Esiste la preoccupazione da parte della Commissione di passare per chi non eserciti la sua funzione. E a questo proposito viene fatto notare come da ieri sia operativo il rafforzamento della divisione Ispettorato, dove sono entrati in servizio dieci nuovi funzionari.
Ma che ci sia più di un nervo scoperto lo rivelano anche le reazioni di altri diretti interessati. A cominciare dall’ad di Unicredit, Federico Ghizzoni. Il quale dopo aver ricordato che tutto è stato fatto «con regolarità e trasparenza», non si è sottratto al confronto: «Non capisco tutta questa polemica: quando le banche fanno qualcosa c’è sempre qualcuno che dice che non avrebbero dovuto farlo. Pirelli – ha ricordato ancora – non è una scatola vuota ma un cliente importante». Inoltre, «è una delle poche multinazionali rimaste in Italia, è nostrocliente da cent’anni e c’è un rapporto consolidato che ci consente di avere un certo tipo di rapporto con loro».
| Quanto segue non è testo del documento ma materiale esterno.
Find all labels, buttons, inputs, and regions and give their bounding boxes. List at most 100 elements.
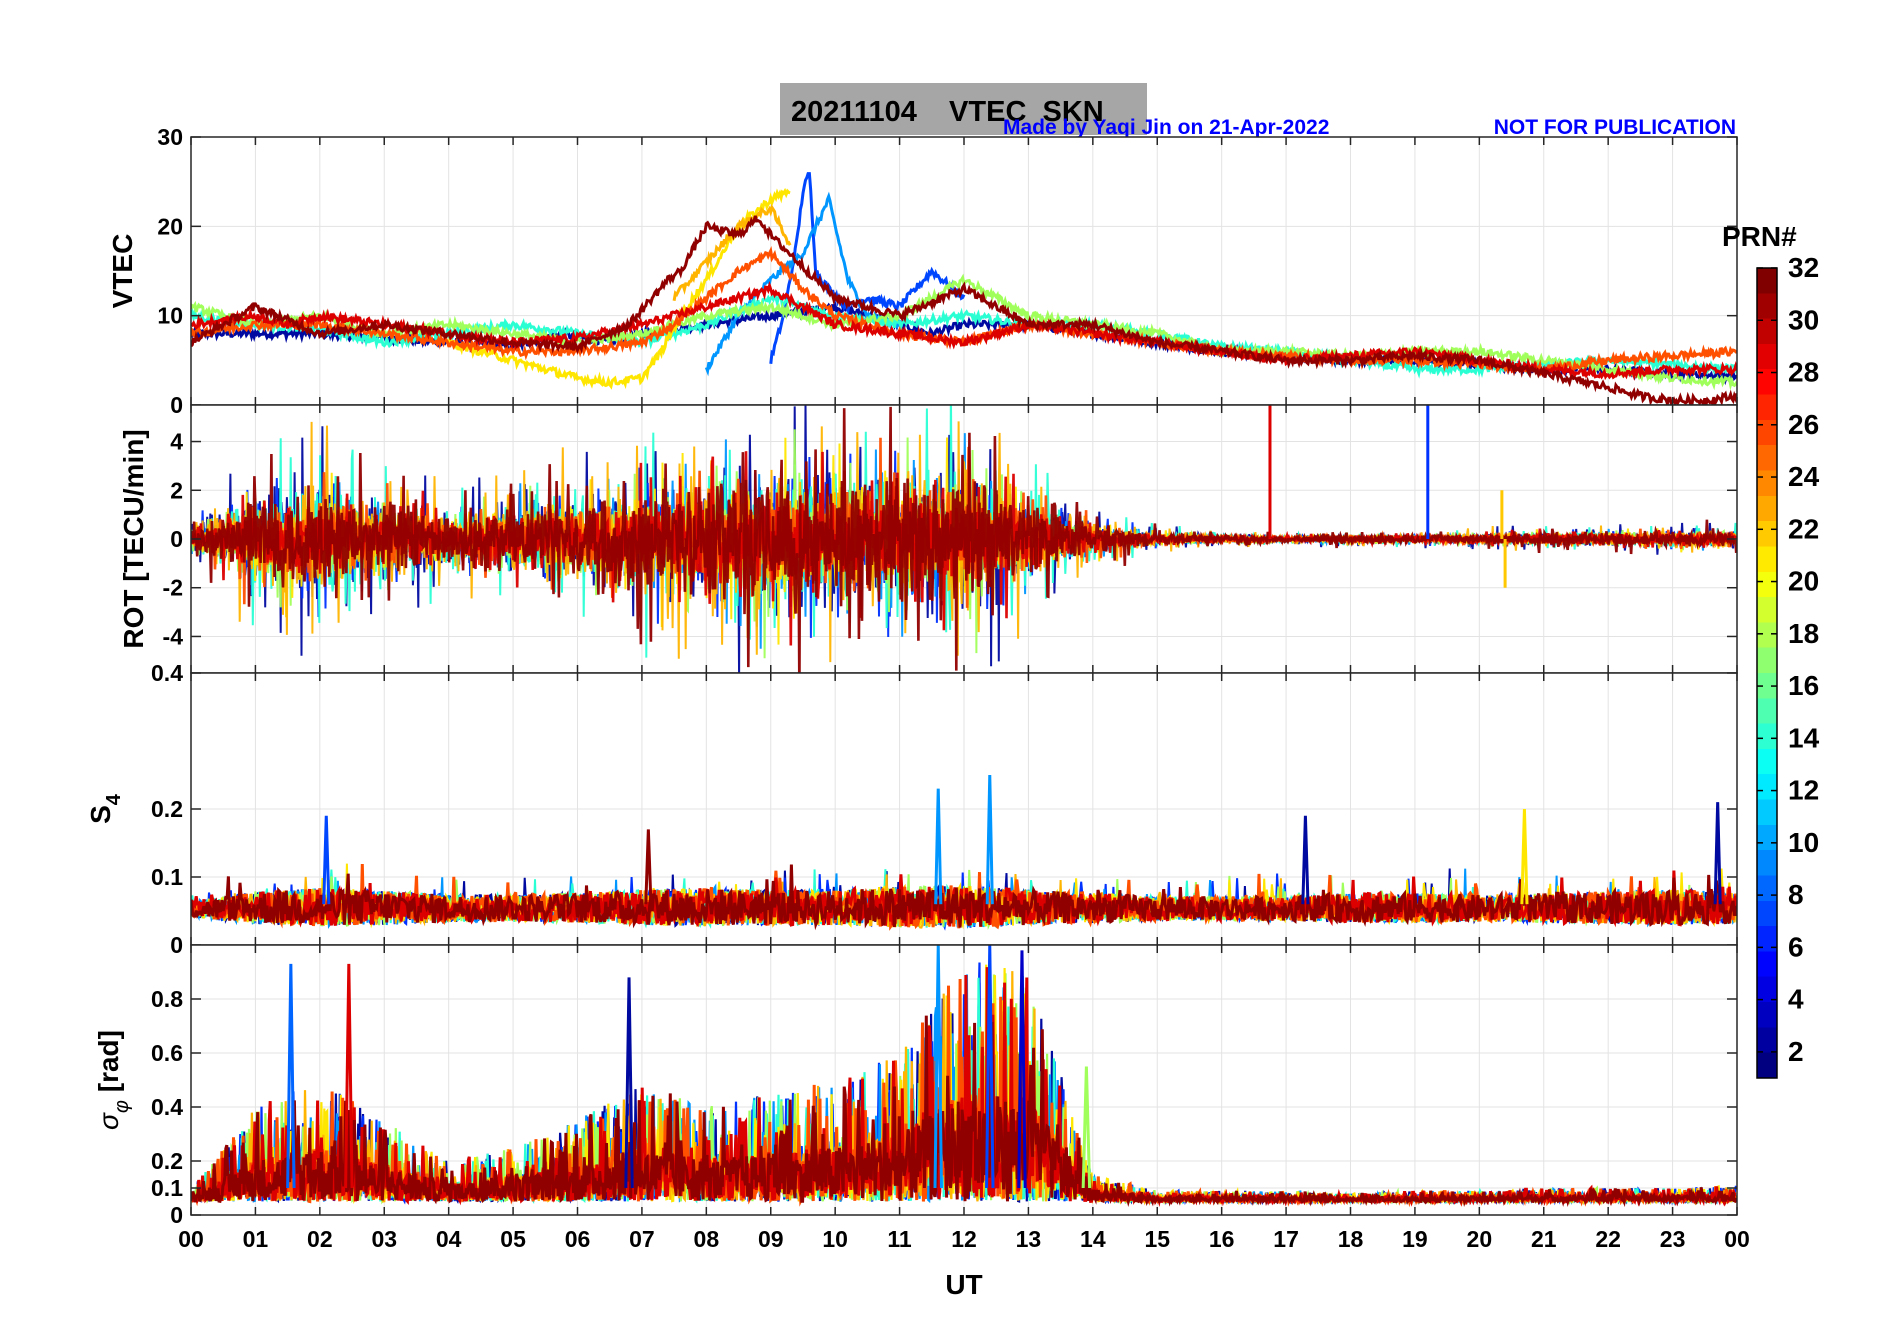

Anche Marco Tronchetti Provera, con un comunicato, ha voluto ribadire al correttezza dell’operazione che lo vedrà per i prossimi quattro anni ancora alla guida del gruppo degli pneumatici: «Non esistonopatti o accordi tra le parti coinvolte nell’operazione di riassetto Camfin che non siano stati resi pubblici e di cui la Consob non sia stata informata». Poi risponde nel merito: «Attraverso l’Opa gli azionisti di minoranza di Camfin avranno l’opportunità di valorizzare a 0,80 euro un titolo che fino ad un anno fa a stento superava i 0,30 euro(valutazione media dei tre anni precedenti)». Infine il tema del presunto “salvataggio” da parte delle banche: «Né la Pirelli, come confermano i risultati di questi anni, né altri soggetti, come conferma il Nav di Camfin, avevano bisogno di essere salvati ».